On a recent visit to Northern Ireland, I met with numerous stakeholders, including veterans, victims and survivors, all of whom are seeking justice. Yet I fear that both the former legacy Act and the current troubles Bill conceive of justice too narrowly, while the constricting lens of lawyers is preoccupied with criminal sanctions and civil compensation. Stakeholders want answers, not retribution. That is why I have tabled amendments to the troubles Bill to formally provide the option of a restorative justice pathway for the many victims of the troubles who simply want to know what happened. Does the Secretary of State agree that restorative justice has an important role to play in reconciliation, and will he meet me to discuss supporting my amendments?

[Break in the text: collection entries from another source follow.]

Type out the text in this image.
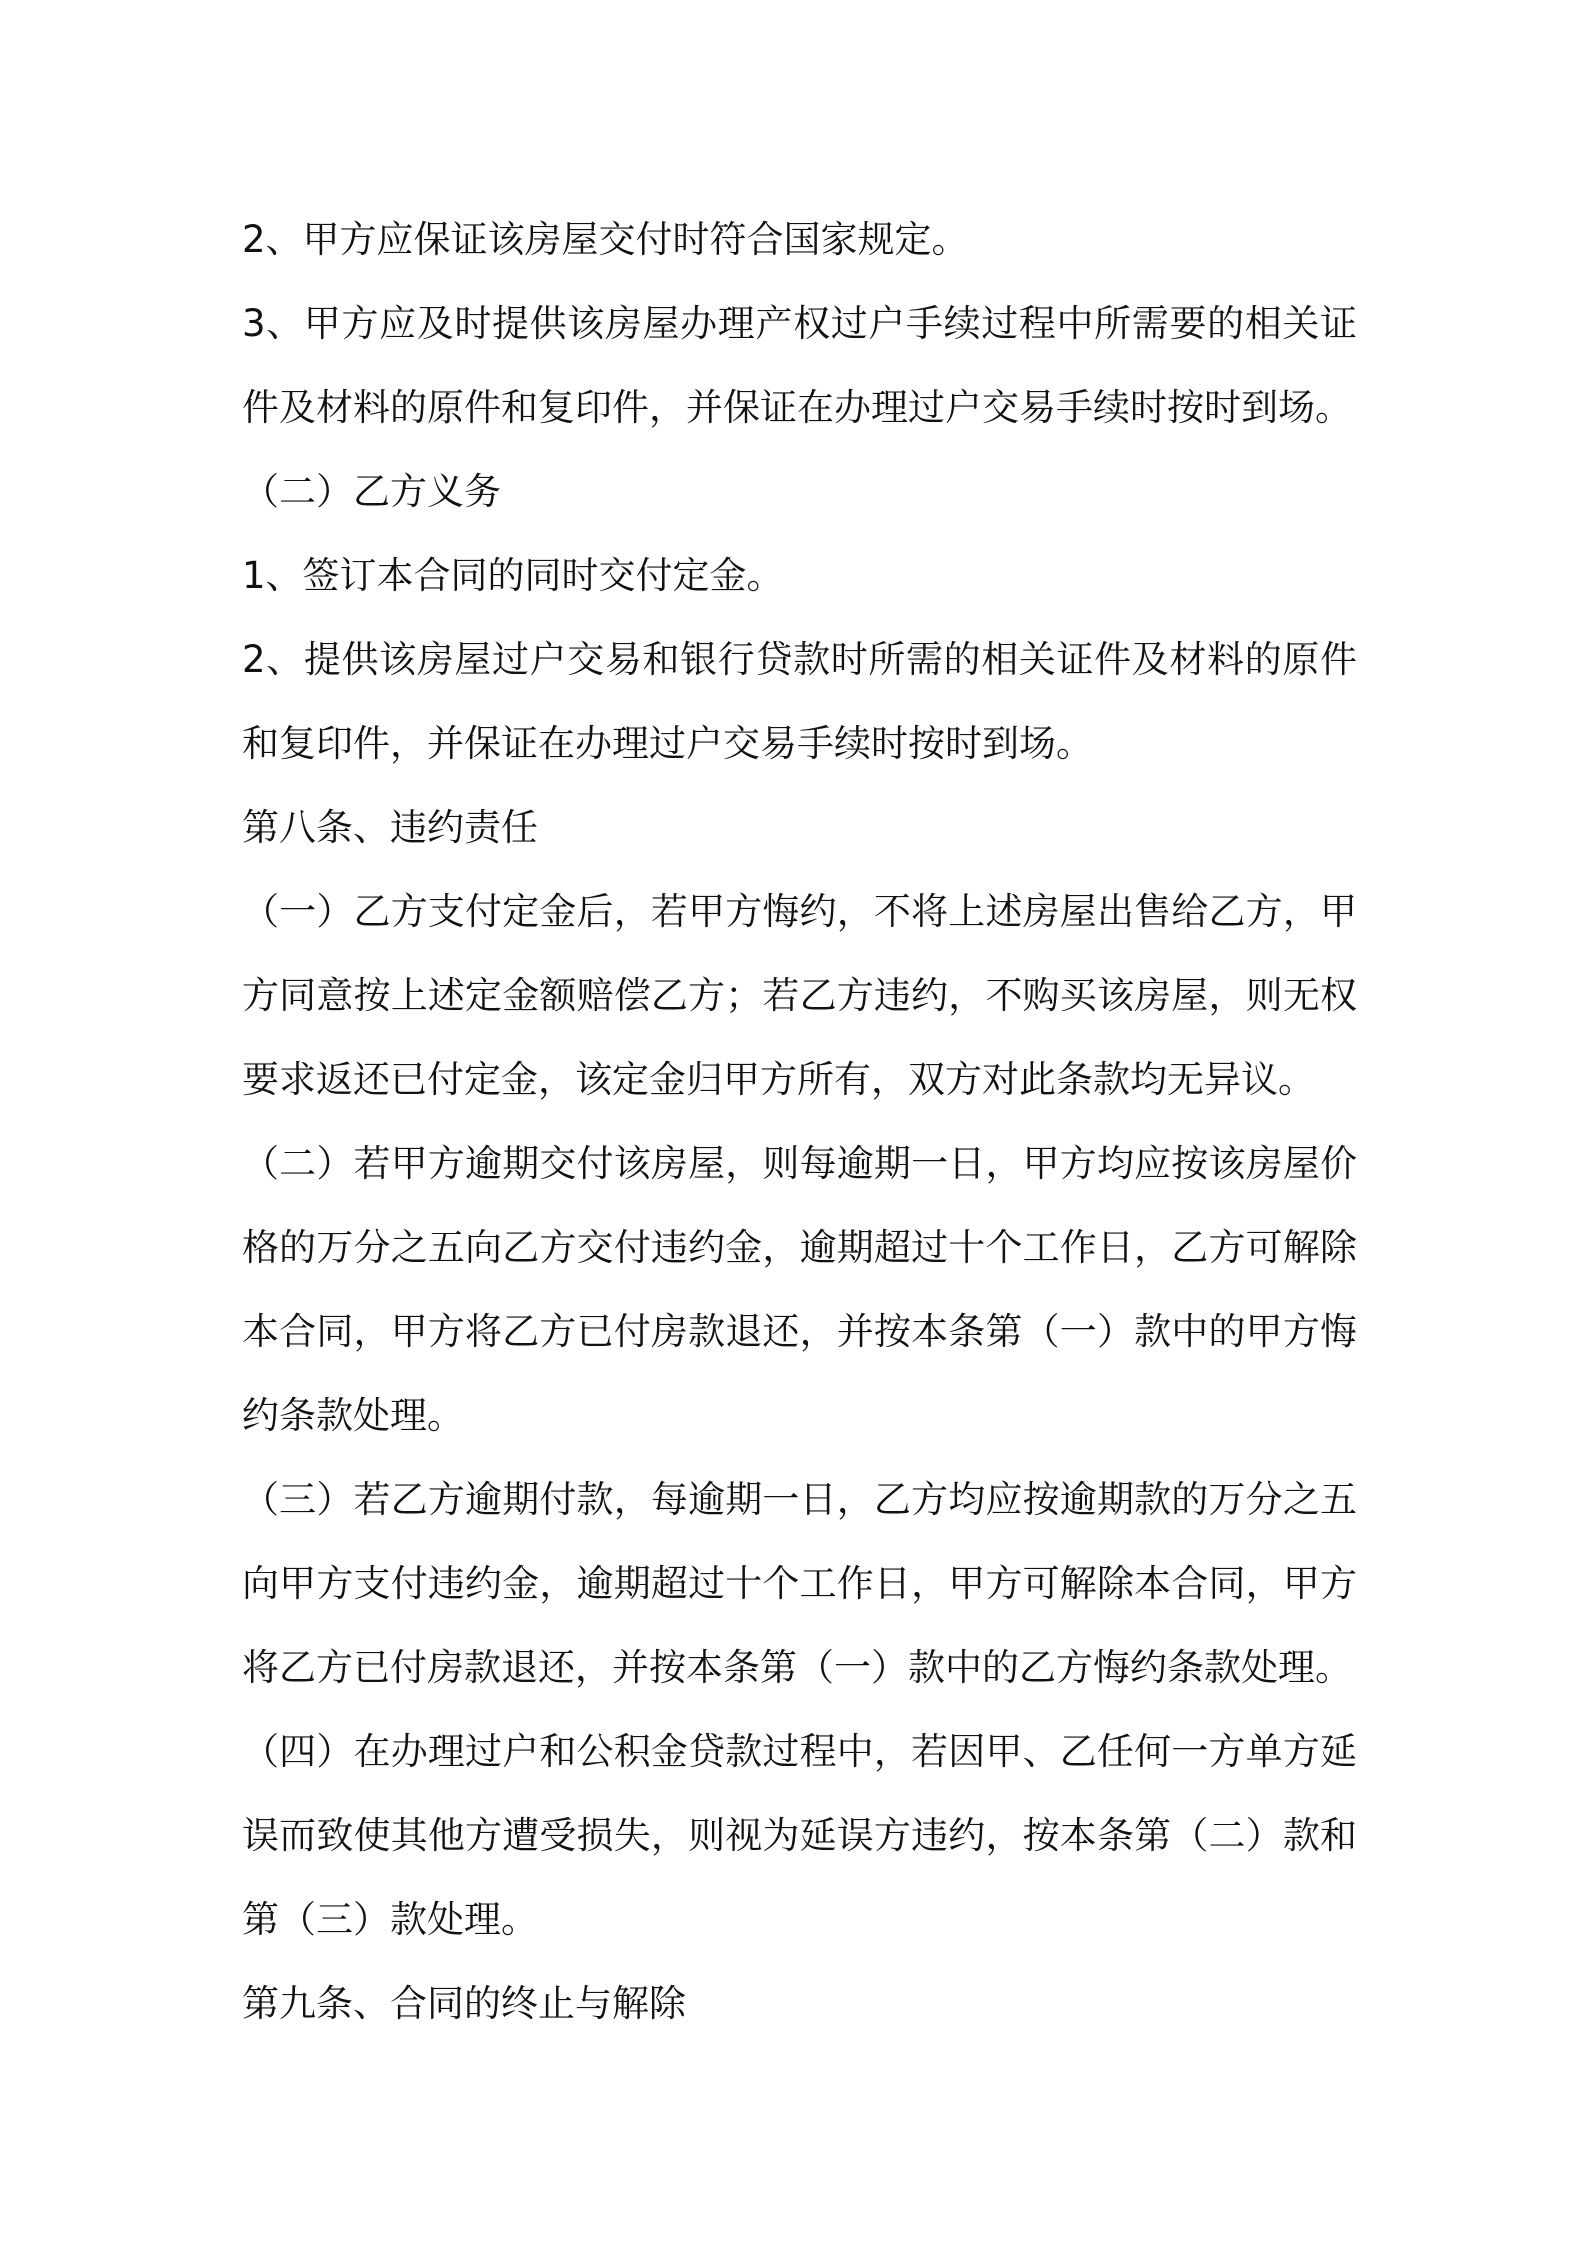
2、甲方应保证该房屋交付时符合国家规定。

3、甲方应及时提供该房屋办理产权过户手续过程中所需要的相关证件及材料的原件和复印件，并保证在办理过户交易手续时按时到场。

（二）乙方义务

1、签订本合同的同时交付定金。

2、提供该房屋过户交易和银行贷款时所需的相关证件及材料的原件和复印件，并保证在办理过户交易手续时按时到场。

第八条、违约责任

（一）乙方支付定金后，若甲方悔约，不将上述房屋出售给乙方，甲方同意按上述定金额赔偿乙方；若乙方违约，不购买该房屋，则无权要求返还已付定金，该定金归甲方所有，双方对此条款均无异议。

（二）若甲方逾期交付该房屋，则每逾期一日，甲方均应按该房屋价格的万分之五向乙方交付违约金，逾期超过十个工作日，乙方可解除本合同，甲方将乙方已付房款退还，并按本条第（一）款中的甲方悔约条款处理。

（三）若乙方逾期付款，每逾期一日，乙方均应按逾期款的万分之五向甲方支付违约金，逾期超过十个工作日，甲方可解除本合同，甲方将乙方已付房款退还，并按本条第（一）款中的乙方悔约条款处理。

（四）在办理过户和公积金贷款过程中，若因甲、乙任何一方单方延误而致使其他方遭受损失，则视为延误方违约，按本条第（二）款和第（三）款处理。

第九条、合同的终止与解除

I am always happy to meet the hon. Gentleman, and the House will have an opportunity in due course to consider the amendments that he has put forward. Most of the victims I have met—I am sure the same is true for the victims and families he has met—are looking for answers. Most of them recognise that, with the passage of time, the prospects for prosecutions of anybody are diminishing rapidly, and part of the focus of the commission is to help those families to find answers. When it comes to how families are then reconciled to the terrible loss that they have suffered, in the end it will be for each family to find their own way of doing that.

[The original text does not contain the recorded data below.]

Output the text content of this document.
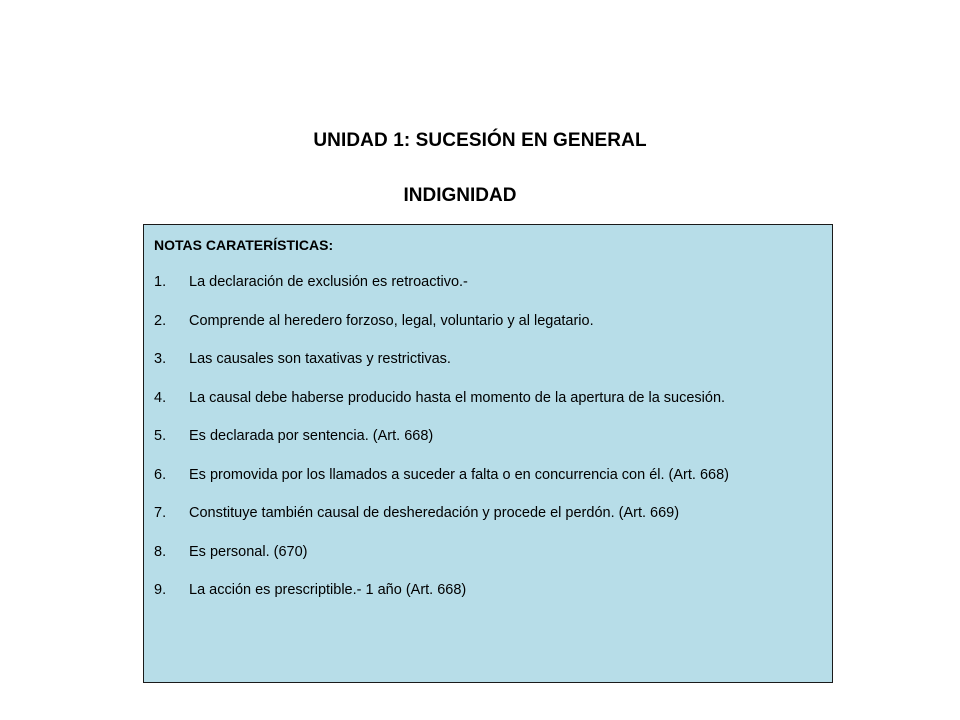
UNIDAD 1: SUCESIÓN EN GENERAL
INDIGNIDAD
NOTAS CARATERÍSTICAS:
1.	La declaración de exclusión es retroactivo.-
2.	Comprende al heredero forzoso, legal, voluntario y al legatario.
3.	Las causales son taxativas y restrictivas.
4.	La causal debe haberse producido hasta el momento de la apertura de la sucesión.
5.	Es declarada por sentencia. (Art. 668)
6.	Es promovida por los llamados a suceder a falta o en concurrencia con él. (Art. 668)
7.	Constituye también causal de desheredación y procede el perdón. (Art. 669)
8.	Es personal. (670)
9.	La acción es prescriptible.- 1 año (Art. 668)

The Secretary of State and the Labour Government promised the people of Northern Ireland that they would repeal and replace the legacy Act. They have not. They promised through this two-year extended parliamentary Session that they would deliver legislation that attained support across the community. They have not. The Bill is delayed at the moment because of discord among those on the Government’s own Benches. What does he say to the victims in Northern Ireland who want to see progress?

I say very simply that the Government are keen to progress this. As the right hon. Gentleman knows, it is a very complex piece of legislation, in part because it is having to fix the mess that the Northern Ireland Troubles (Legacy and Reconciliation) Act 2023 left this Government to deal with. I make no apology for taking time to ensure that we get the legislation right, because, as he knows, this is the last best hope we have.

The Northern Ireland Affairs Committee has just heard from the chief constable of the PSNI, Jon Boutcher, who indicated that the Secretary of State has put in a claim to the Treasury for additional hundreds of millions of pounds to fund the legacy commission, yet the PSNI has nothing. It has £200 million of civil liability cases with it and no resources to progress. Even if it was asked for information, it could not provide it. Does the Secretary of State recognise that there is a legacy funding deficit within the PSNI, and will he similarly seek money for that?

The creation of the legacy commission took away from the PSNI some 1,000 cases, which it then fell to the commission to investigate. That cost has been transferred to the legacy commission. Whoever is investigating those cases, and whatever the system is, they will have to be looked into. When they are looked into, disclosure will be required.